Hello convai Team,
we are using convai via Unity for a character which uses a eleven labs voice (custom female).
The generated audio when testing ( -in App- but also via -web- > convai/playground/character/language-and-voice) has much more artifacts and bugs regarding speed and tone of voice than audio created directly via eleven labs website.
The bugs were mentioned before in other forum posts ( ElevenLabs voice returning “slow motion” audio - Core Features / Language and Speech - Convai Developer Forum) … the audio is streched, the gaps between words and general speed of speaking is sometimes super fast and in the same audio but another part of a sentence it becomes super slow etc. … these bugs appear super frequent when audio is generated through convai but only very rarely when created directly via eleven labs and its super frustrating since we dont see an obvious reason. In another forum post, I already addressed that voice parameters and voice AI model are being checkt and this seems to be correct now (as far as I can imagine … since there is no user based configuration UI).

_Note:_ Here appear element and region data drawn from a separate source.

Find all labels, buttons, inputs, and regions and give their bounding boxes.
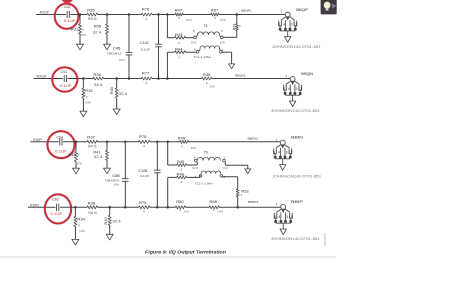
svg-text:94.6: 94.6 bbox=[88, 145, 97, 149]
red highlight circle around C63 bbox=[45, 194, 71, 223]
svg-text:DNI: DNI bbox=[192, 166, 198, 170]
svg-text:R42: R42 bbox=[104, 217, 108, 225]
svg-text:2: 2 bbox=[301, 87, 303, 91]
svg-text:JOHNSON142-0701-851: JOHNSON142-0701-851 bbox=[272, 45, 321, 49]
node junction C45 row2 bbox=[128, 77, 131, 80]
resistor R51 0 (T5 secondary to output) bbox=[236, 15, 238, 24]
resistor R45 0 bbox=[168, 164, 177, 166]
resistor R76 0 (series) bbox=[142, 13, 153, 16]
resistor R35 94.6 bbox=[87, 13, 98, 16]
ground for R41 bbox=[104, 168, 111, 174]
svg-text:C62: C62 bbox=[64, 5, 71, 9]
wire R79 to R50 bbox=[150, 206, 175, 208]
wire R47 to R67 bbox=[183, 14, 211, 16]
svg-text:0.1UF: 0.1UF bbox=[64, 19, 76, 23]
node junction R32 bbox=[82, 77, 85, 80]
ground for R42 bbox=[106, 234, 113, 240]
svg-text:DNI: DNI bbox=[186, 18, 192, 22]
svg-text:2: 2 bbox=[291, 151, 293, 155]
svg-text:BBIP: BBIP bbox=[291, 199, 303, 204]
svg-text:R41: R41 bbox=[93, 151, 101, 155]
resistor R48 0 DNI (series) bbox=[201, 77, 212, 80]
wire row3 from net label to C64 bbox=[31, 141, 59, 143]
svg-text:4: 4 bbox=[279, 215, 281, 219]
svg-text:C108: C108 bbox=[138, 169, 147, 173]
ground for R33 bbox=[73, 168, 80, 174]
ground for R32 bbox=[80, 111, 87, 117]
svg-text:4: 4 bbox=[278, 151, 280, 155]
svg-text:4: 4 bbox=[283, 23, 285, 27]
svg-text:TBD0412: TBD0412 bbox=[107, 51, 122, 55]
svg-text:DNI: DNI bbox=[222, 166, 228, 170]
wire R49 to connector BBIN bbox=[189, 141, 281, 143]
wire R36 to R77 bbox=[104, 78, 142, 80]
node junction T5 primary stub top bbox=[166, 13, 169, 16]
capacitor C63 0.1UF bbox=[56, 204, 58, 211]
resistor R43 0 DNI bbox=[167, 37, 174, 39]
node junction T6 stub row3 bbox=[166, 141, 169, 144]
T6 secondary winding pins 4-3 bbox=[199, 175, 201, 178]
svg-text:5: 5 bbox=[274, 215, 276, 219]
svg-text:R77: R77 bbox=[142, 71, 150, 75]
svg-text:RXIN: RXIN bbox=[30, 203, 40, 207]
resistor R68 0 DNI (series) bbox=[209, 206, 219, 209]
svg-text:0.1UF: 0.1UF bbox=[60, 84, 72, 88]
svg-text:0.1UF: 0.1UF bbox=[141, 48, 151, 52]
wire R35 to R76 bbox=[98, 14, 142, 16]
node junction C108 bbox=[156, 141, 159, 144]
svg-text:R46: R46 bbox=[177, 172, 185, 176]
wire R77 to R48 bbox=[152, 78, 201, 80]
svg-text:BBQN: BBQN bbox=[301, 71, 313, 76]
wire C63 to R38 bbox=[60, 206, 87, 208]
node junction T6 stub row4 bbox=[166, 206, 169, 209]
svg-text:4: 4 bbox=[288, 87, 290, 91]
capacitor C61 0.1UF bbox=[63, 75, 65, 82]
svg-text:DNI: DNI bbox=[220, 18, 226, 22]
red highlight circle around C61 bbox=[52, 67, 77, 91]
svg-text:DNI: DNI bbox=[210, 84, 216, 88]
svg-text:R78: R78 bbox=[139, 135, 147, 139]
svg-text:C63: C63 bbox=[52, 197, 59, 201]
svg-text:R43: R43 bbox=[175, 33, 183, 37]
resistor R34 0 DNI (shunt) bbox=[74, 207, 76, 216]
svg-text:SBAS550: SBAS550 bbox=[323, 233, 327, 246]
svg-text:BBIN: BBIN bbox=[291, 135, 303, 140]
svg-text:BBIN1: BBIN1 bbox=[248, 136, 259, 140]
capacitor C45 TBD0412 DNI (bridges rows 1-2) bbox=[128, 15, 130, 53]
svg-text:C45: C45 bbox=[113, 46, 121, 50]
node junction C101 row2 bbox=[157, 77, 160, 80]
node junction R31 bbox=[79, 13, 82, 16]
svg-text:DNI: DNI bbox=[184, 210, 190, 214]
svg-text:RXQN: RXQN bbox=[37, 75, 47, 79]
wire C64 to R37 bbox=[63, 141, 87, 143]
wire stub down to R43 bbox=[166, 15, 168, 38]
resistor R47 0 DNI (series) bbox=[175, 13, 183, 16]
svg-text:5: 5 bbox=[283, 87, 285, 91]
wire R67 to connector BBQP bbox=[219, 14, 285, 16]
resistor R50 0 DNI (series) bbox=[175, 206, 185, 209]
resistor R78 0 (series) bbox=[139, 140, 150, 143]
svg-text:2: 2 bbox=[296, 23, 298, 27]
svg-text:TC1-1-13M+: TC1-1-13M+ bbox=[195, 181, 214, 185]
svg-text:C61: C61 bbox=[61, 70, 68, 74]
svg-text:R40: R40 bbox=[110, 87, 114, 95]
node junction R34 bbox=[74, 206, 77, 209]
wire row2 from net label to C61 bbox=[34, 78, 64, 80]
svg-text:R50: R50 bbox=[176, 200, 184, 204]
capacitor C101 0.1UF (bridges rows 1-2) bbox=[158, 15, 160, 45]
svg-text:JOHNSON142-0701-851: JOHNSON142-0701-851 bbox=[271, 109, 320, 113]
capacitor C64 0.1UF bbox=[59, 138, 61, 145]
svg-text:T5: T5 bbox=[203, 24, 207, 28]
svg-text:0.1UF: 0.1UF bbox=[55, 150, 67, 154]
wire R38 to R79 bbox=[98, 206, 139, 208]
capacitor C88 TBD0402 DNI (bridges rows 3-4) bbox=[124, 142, 126, 179]
wire T6 pin3 to R52 bbox=[222, 176, 238, 178]
resistor R79 0 (series) bbox=[139, 206, 150, 209]
svg-text:0.1UF: 0.1UF bbox=[140, 174, 150, 178]
svg-text:R31: R31 bbox=[71, 27, 79, 31]
ground for R40 bbox=[113, 109, 120, 115]
wire R78 to R49 bbox=[150, 141, 180, 143]
svg-text:DNI: DNI bbox=[191, 146, 197, 150]
wire row4 from net label to C63 bbox=[28, 206, 56, 208]
svg-text:R44: R44 bbox=[175, 48, 183, 52]
lightbulb tip icon bbox=[321, 0, 337, 14]
svg-text:94.6: 94.6 bbox=[94, 83, 103, 87]
svg-text:5: 5 bbox=[273, 151, 275, 155]
svg-text:32.4: 32.4 bbox=[119, 92, 128, 96]
node junction C88 row4 bbox=[124, 206, 127, 209]
node junction C88 bbox=[124, 141, 127, 144]
capacitor C108 0.1UF (bridges rows 3-4) bbox=[156, 142, 158, 170]
wire row1 from net label to C62 bbox=[36, 14, 66, 16]
resistor R44 0 bbox=[166, 52, 168, 78]
svg-text:R09: R09 bbox=[94, 25, 102, 29]
svg-text:R36: R36 bbox=[93, 73, 101, 77]
T6 primary winding pins 6-1 bbox=[196, 162, 198, 165]
wire R76 to R47 bbox=[152, 14, 175, 16]
ground for R31 bbox=[77, 44, 84, 50]
svg-text:DNI: DNI bbox=[86, 101, 92, 105]
svg-text:BBQN1: BBQN1 bbox=[235, 73, 246, 77]
node junction T5 stub row2 bbox=[166, 77, 169, 80]
svg-text:R38: R38 bbox=[88, 201, 96, 205]
svg-text:32.4: 32.4 bbox=[94, 155, 103, 159]
svg-text:R67: R67 bbox=[211, 8, 219, 12]
T5 secondary winding pins 4-3 bbox=[196, 50, 199, 53]
svg-text:R37: R37 bbox=[87, 135, 95, 139]
svg-text:R47: R47 bbox=[175, 8, 183, 12]
node junction C101 bbox=[157, 13, 160, 16]
node junction R41 bbox=[106, 141, 109, 144]
svg-text:TC1-1-13M+: TC1-1-13M+ bbox=[193, 55, 212, 59]
divider rule bbox=[0, 256, 336, 258]
svg-text:R48: R48 bbox=[203, 73, 211, 77]
svg-text:R79: R79 bbox=[139, 201, 147, 205]
svg-text:DNI: DNI bbox=[217, 210, 223, 214]
wire T5 pin3 to ground bbox=[222, 51, 232, 53]
svg-text:2: 2 bbox=[291, 215, 293, 219]
resistor R32 0 DNI (shunt) bbox=[82, 79, 84, 89]
wire stub down to R45 bbox=[167, 142, 169, 165]
resistor R52 0 (T6 secondary to output) bbox=[236, 189, 239, 197]
red annotation marker above C62 bbox=[61, 0, 72, 3]
resistor R41 32.4 (shunt) bbox=[106, 142, 108, 151]
ground for R34 bbox=[72, 239, 79, 245]
svg-text:DNI: DNI bbox=[81, 33, 87, 37]
svg-text:DNI: DNI bbox=[114, 182, 120, 186]
svg-text:R45: R45 bbox=[177, 160, 185, 164]
svg-text:R34: R34 bbox=[77, 218, 85, 222]
wire C62 to R35 bbox=[71, 14, 88, 16]
ground for T6 pin1 bbox=[245, 169, 251, 174]
svg-text:JOHNSON142-0701-851: JOHNSON142-0701-851 bbox=[271, 237, 320, 241]
svg-text:94.6: 94.6 bbox=[88, 211, 97, 215]
svg-text:R33: R33 bbox=[68, 153, 76, 157]
resistor R42 32.4 (shunt) bbox=[109, 207, 111, 215]
svg-text:Figure 9: I/Q Output Terminati: Figure 9: I/Q Output Termination bbox=[145, 249, 226, 254]
node junction R52 row4 bbox=[236, 206, 239, 209]
svg-text:3: 3 bbox=[286, 151, 288, 155]
wire R50 to R68 bbox=[186, 206, 210, 208]
svg-text:R68: R68 bbox=[209, 200, 217, 204]
node junction R40 bbox=[115, 77, 118, 80]
wire T6 pin1 to ground bbox=[225, 164, 248, 166]
svg-text:T6: T6 bbox=[204, 150, 208, 154]
resistor R46 0 bbox=[167, 177, 169, 207]
resistor R77 0 (series) bbox=[142, 77, 153, 80]
svg-text:32.4: 32.4 bbox=[93, 30, 102, 34]
node junction R33 bbox=[75, 141, 78, 144]
ground for T5 pin3 bbox=[229, 64, 235, 69]
resistor R67 0 DNI (series) bbox=[211, 13, 219, 16]
resistor R37 94.6 bbox=[87, 140, 98, 143]
capacitor C62 0.1UF bbox=[66, 11, 68, 18]
red highlight circle around C62 bbox=[55, 4, 79, 29]
svg-text:DNI: DNI bbox=[191, 40, 197, 44]
red highlight circle around C64 bbox=[47, 131, 74, 158]
svg-text:DNI: DNI bbox=[79, 229, 85, 233]
svg-text:DNI: DNI bbox=[220, 40, 226, 44]
resistor R09 32.4 (shunt) bbox=[106, 15, 108, 25]
svg-text:3: 3 bbox=[291, 23, 293, 27]
svg-text:R35: R35 bbox=[87, 9, 95, 13]
svg-text:32.4: 32.4 bbox=[112, 220, 121, 224]
svg-text:BBIP1: BBIP1 bbox=[248, 200, 259, 204]
resistor R40 32.4 (shunt) bbox=[116, 79, 118, 89]
svg-text:TBD0402: TBD0402 bbox=[105, 178, 120, 182]
node junction R42 bbox=[108, 206, 111, 209]
node junction C108 row4 bbox=[156, 206, 159, 209]
T5 primary winding pins 6-1 bbox=[194, 36, 197, 39]
svg-text:3: 3 bbox=[296, 87, 298, 91]
resistor R38 94.6 bbox=[87, 206, 98, 209]
svg-text:C101: C101 bbox=[140, 41, 149, 45]
svg-text:94.6: 94.6 bbox=[88, 17, 97, 21]
svg-text:R76: R76 bbox=[142, 8, 150, 12]
svg-text:RXQP: RXQP bbox=[40, 10, 49, 14]
resistor R49 0 DNI (series) bbox=[180, 140, 189, 143]
svg-text:5: 5 bbox=[278, 23, 280, 27]
svg-text:DNI: DNI bbox=[77, 161, 83, 165]
wire R48 to connector BBQN bbox=[212, 78, 290, 80]
svg-text:0.1UF: 0.1UF bbox=[50, 212, 62, 216]
svg-text:DNI: DNI bbox=[119, 58, 125, 62]
svg-text:R32: R32 bbox=[85, 89, 93, 93]
node junction C45 bbox=[128, 13, 131, 16]
svg-text:R51: R51 bbox=[232, 23, 236, 30]
ground for R09 bbox=[104, 44, 111, 50]
svg-text:JOHNSON142-0701-851: JOHNSON142-0701-851 bbox=[272, 174, 321, 178]
wire R68 to connector BBIP bbox=[219, 206, 280, 208]
svg-text:3: 3 bbox=[286, 215, 288, 219]
node junction R09 bbox=[106, 13, 109, 16]
resistor R31 0 DNI (shunt) bbox=[79, 15, 81, 25]
svg-text:R52: R52 bbox=[241, 189, 249, 193]
svg-text:R49: R49 bbox=[178, 136, 186, 140]
resistor R36 94.6 bbox=[93, 77, 104, 80]
svg-text:BBQP: BBQP bbox=[296, 7, 308, 12]
wire R37 to R78 bbox=[98, 141, 139, 143]
svg-text:C88: C88 bbox=[112, 174, 120, 178]
svg-text:C64: C64 bbox=[57, 135, 64, 139]
wire C61 to R36 bbox=[68, 78, 94, 80]
resistor R33 0 DNI (shunt) bbox=[75, 142, 77, 152]
svg-text:BBQP1: BBQP1 bbox=[241, 9, 252, 13]
node junction R51 bbox=[236, 13, 239, 16]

In addition to the speed of generated voice audio we sometimes get cut-off audios where only 20%-40% of the original text output gets generated as audio. Which is of course a black-box bug to us, too.
So overall - the audio voice of convai character is simply way too bad to be used in a professional project - and the only one to change this is your team.
How can I help to fix and challenge these issues or do you do this on purpose for what ever business reason?
cheers,
Markus